A conservation project in North Devon is set to benefit from Government and charity funding.

Golden plover are among the species that now frequent Horsey Island at Braunton. Picture:Andrew ParkinsonGolden plover are among the species that now frequent Horsey Island at Braunton. Picture:Andrew Parkinson

Devon Wildlife Trust’s Caen Wetland project aims to restore wetland at Horsey Island near Braunton.

The wetlands site is one of the UK’s most important sites for wetland birds but is under pressure from human impacts, climate change, and rising sea levels.

It is hoped the project will alleviate flood risks, create new habitats for wildlife and help tackle climate change.

Alongside its restoration, a visitor centre is hoped to provide a source of income.

The funding will allow land owners Devon Wildlife Trust, which bought the land in 2019, to develop a business case for investment in the project.

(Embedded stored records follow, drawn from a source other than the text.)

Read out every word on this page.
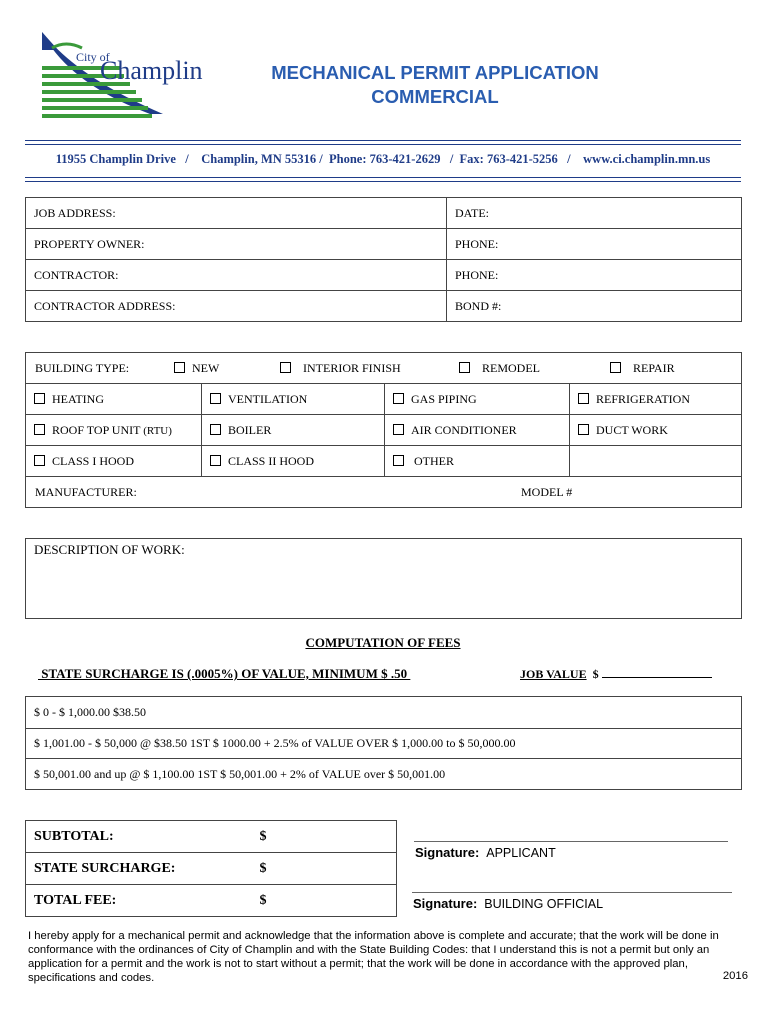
City of
Champlin	MECHANICAL PERMIT APPLICATION
COMMERCIAL
11955 Champlin Drive   /    Champlin, MN 55316 /  Phone: 763-421-2629   /  Fax: 763-421-5256   /    www.ci.champlin.mn.us
JOB ADDRESS:	DATE:
PROPERTY OWNER:	PHONE:
CONTRACTOR:	PHONE:
CONTRACTOR ADDRESS:	BOND #:
BUILDING TYPE: NEW INTERIOR FINISH REMODEL REPAIR			

HEATING	VENTILATION	GAS PIPING	REFRIGERATION
ROOF TOP UNIT (RTU)	BOILER	AIR CONDITIONER	DUCT WORK
CLASS I HOOD	CLASS II HOOD	OTHER	

MANUFACTURER: MODEL #			
DESCRIPTION OF WORK:
COMPUTATION OF FEES
STATE SURCHARGE IS (.0005%) OF VALUE, MINIMUM $ .50	JOB VALUE $
$ 0 - $ 1,000.00 $38.50
$ 1,001.00 - $ 50,000 @ $38.50 1ST $ 1000.00 + 2.5% of VALUE OVER $ 1,000.00 to $ 50,000.00
$ 50,001.00 and up @ $ 1,100.00 1ST $ 50,001.00 + 2% of VALUE over $ 50,001.00
SUBTOTAL:	$
STATE SURCHARGE:	$
TOTAL FEE:	$
Signature: APPLICANT
Signature: BUILDING OFFICIAL
I hereby apply for a mechanical permit and acknowledge that the information above is complete and accurate; that the work will be done in conformance with the ordinances of City of Champlin and with the State Building Codes: that I understand this is not a permit but only an application for a permit and the work is not to start without a permit; that the work will be done in accordance with the approved plan, specifications and codes.	2016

Harry Barton, Devon Wildlife Trust chief executive, said: “This is a truly outstanding natural and cultural landscape – over the coming months we’ll be working alongside a wide range of partners, expert consultants and local communities to explore the opportunities to create new wetland habitats and visitor facilities, where people will have the opportunity to see north Devon’s wildlife at its best.”

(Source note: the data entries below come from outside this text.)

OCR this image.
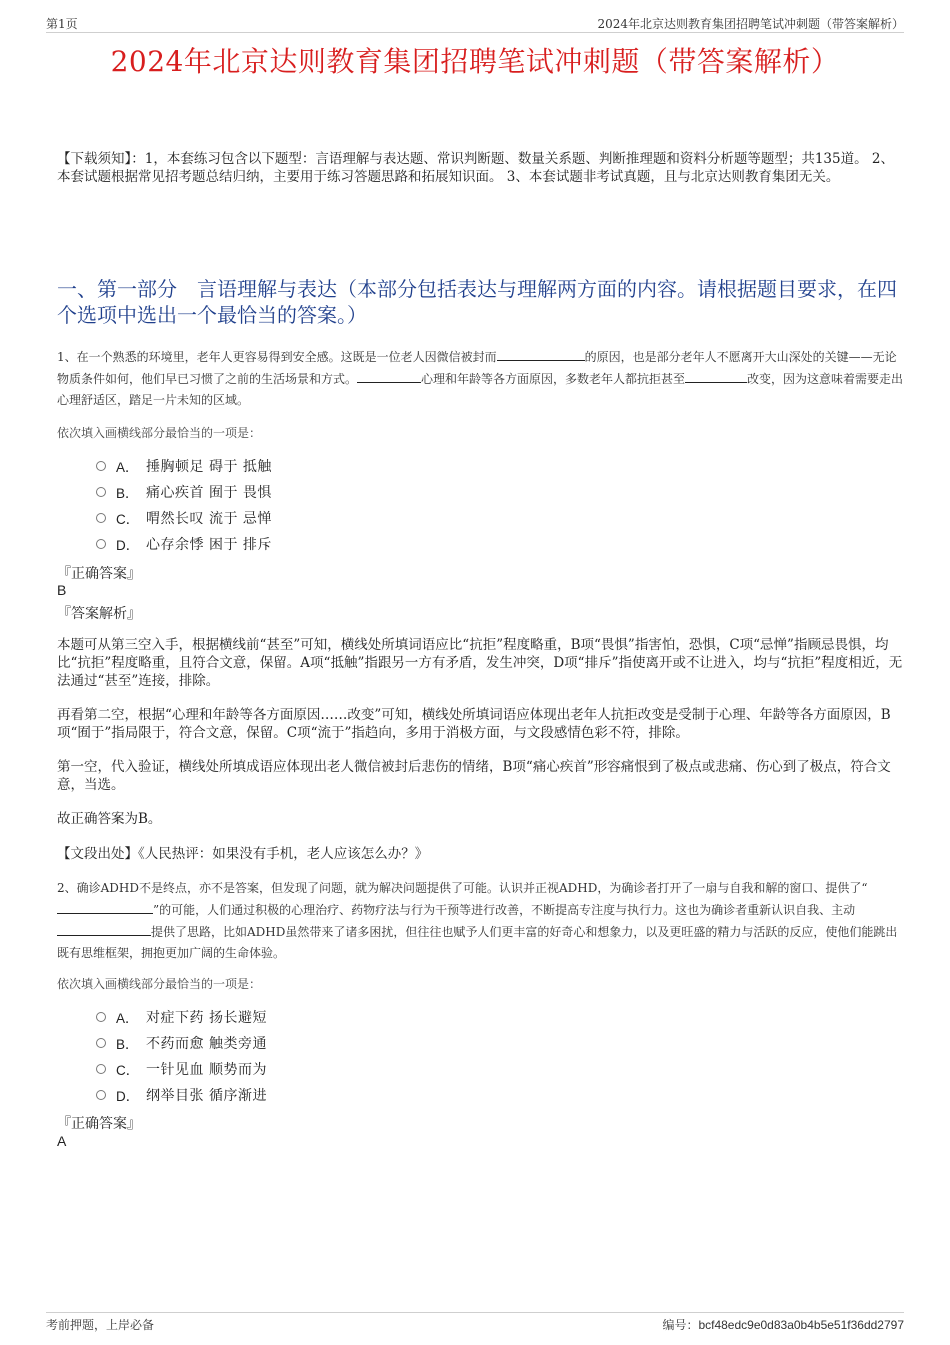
第1页	2024年北京达则教育集团招聘笔试冲刺题（带答案解析）
2024年北京达则教育集团招聘笔试冲刺题（带答案解析）

【下载须知】：1，本套练习包含以下题型：言语理解与表达题、常识判断题、数量关系题、判断推理题和资料分析题等题型；共135道。 2、本套试题根据常见招考题总结归纳，主要用于练习答题思路和拓展知识面。 3、本套试题非考试真题，且与北京达则教育集团无关。

一、第一部分　言语理解与表达（本部分包括表达与理解两方面的内容。请根据题目要求，在四个选项中选出一个最恰当的答案。）
1、在一个熟悉的环境里，老年人更容易得到安全感。这既是一位老人因微信被封而	的原因，也是部分老年人不愿离开大山深处的关键——无论物质条件如何，他们早已习惯了之前的生活场景和方式。	心理和年龄等各方面原因，多数老年人都抗拒甚至	改变，因为这意味着需要走出心理舒适区，踏足一片未知的区域。
依次填入画横线部分最恰当的一项是：
A． 捶胸顿足 碍于 抵触
B． 痛心疾首 囿于 畏惧
C． 喟然长叹 流于 忌惮
D． 心存余悸 困于 排斥
『正确答案』
B
『答案解析』

本题可从第三空入手，根据横线前“甚至”可知，横线处所填词语应比“抗拒”程度略重，B项“畏惧”指害怕，恐惧，C项“忌惮”指顾忌畏惧，均比“抗拒”程度略重，且符合文意，保留。A项“抵触”指跟另一方有矛盾，发生冲突，D项“排斥”指使离开或不让进入，均与“抗拒”程度相近，无法通过“甚至”连接，排除。

再看第二空，根据“心理和年龄等各方面原因……改变”可知，横线处所填词语应体现出老年人抗拒改变是受制于心理、年龄等各方面原因，B项“囿于”指局限于，符合文意，保留。C项“流于”指趋向，多用于消极方面，与文段感情色彩不符，排除。

第一空，代入验证，横线处所填成语应体现出老人微信被封后悲伤的情绪，B项“痛心疾首”形容痛恨到了极点或悲痛、伤心到了极点，符合文意，当选。

故正确答案为B。

【文段出处】《人民热评：如果没有手机，老人应该怎么办？》

2、确诊ADHD不是终点，亦不是答案，但发现了问题，就为解决问题提供了可能。认识并正视ADHD，为确诊者打开了一扇与自我和解的窗口、提供了“”的可能，人们通过积极的心理治疗、药物疗法与行为干预等进行改善，不断提高专注度与执行力。这也为确诊者重新认识自我、主动提供了思路，比如ADHD虽然带来了诸多困扰，但往往也赋予人们更丰富的好奇心和想象力，以及更旺盛的精力与活跃的反应，使他们能跳出既有思维框架，拥抱更加广阔的生命体验。
依次填入画横线部分最恰当的一项是：
A． 对症下药 扬长避短
B． 不药而愈 触类旁通
C． 一针见血 顺势而为
D． 纲举目张 循序渐进
『正确答案』
A
考前押题，上岸必备	编号：bcf48edc9e0d83a0b4b5e51f36dd2797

The Caen Wetlands project is one of four in the UK to receive funding as part of a pilot scheme to encourage private investment in the natural environment.

Defra, the Environment Agency (EA), Esmée Fairbairn Foundation (EFF) and Triodos Bank UK have formed a collaboration to support environmental projects to create sustainable funding models.

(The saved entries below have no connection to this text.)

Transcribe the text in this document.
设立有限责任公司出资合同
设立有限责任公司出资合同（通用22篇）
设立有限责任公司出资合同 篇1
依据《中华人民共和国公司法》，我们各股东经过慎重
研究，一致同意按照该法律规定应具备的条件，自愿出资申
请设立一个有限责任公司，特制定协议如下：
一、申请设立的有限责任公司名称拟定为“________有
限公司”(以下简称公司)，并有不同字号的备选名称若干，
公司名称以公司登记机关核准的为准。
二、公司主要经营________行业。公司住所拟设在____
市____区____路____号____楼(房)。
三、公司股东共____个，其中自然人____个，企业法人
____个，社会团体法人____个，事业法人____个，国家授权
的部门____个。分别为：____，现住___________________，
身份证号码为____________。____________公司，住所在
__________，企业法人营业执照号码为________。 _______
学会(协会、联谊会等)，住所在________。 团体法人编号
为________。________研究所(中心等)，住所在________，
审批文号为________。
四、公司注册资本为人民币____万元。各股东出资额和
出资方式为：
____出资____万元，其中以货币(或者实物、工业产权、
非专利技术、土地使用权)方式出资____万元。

The other projects to receive funding are the River Trust’s work on natural flood management in Lancashire; the NFU’s work to reduce nitrate pollution in Poole Harbour, and Moors for the Future Partnership’s restoration and conservation of peatlands in the Pennines.

Emma Howard Boyd, chair of the Environment Agency, said: “In England we are increasingly seeing new extreme weather accelerate from wettest to driest and back again, restoring nature is key to managing this.

“You can’t put a price on nature, but investing in its recovery can generate a steady return and will make the UK economy more clean and resilient.

“These projects are designed to attract investment into local economies while developing models for businesses to use and scale up around the world.”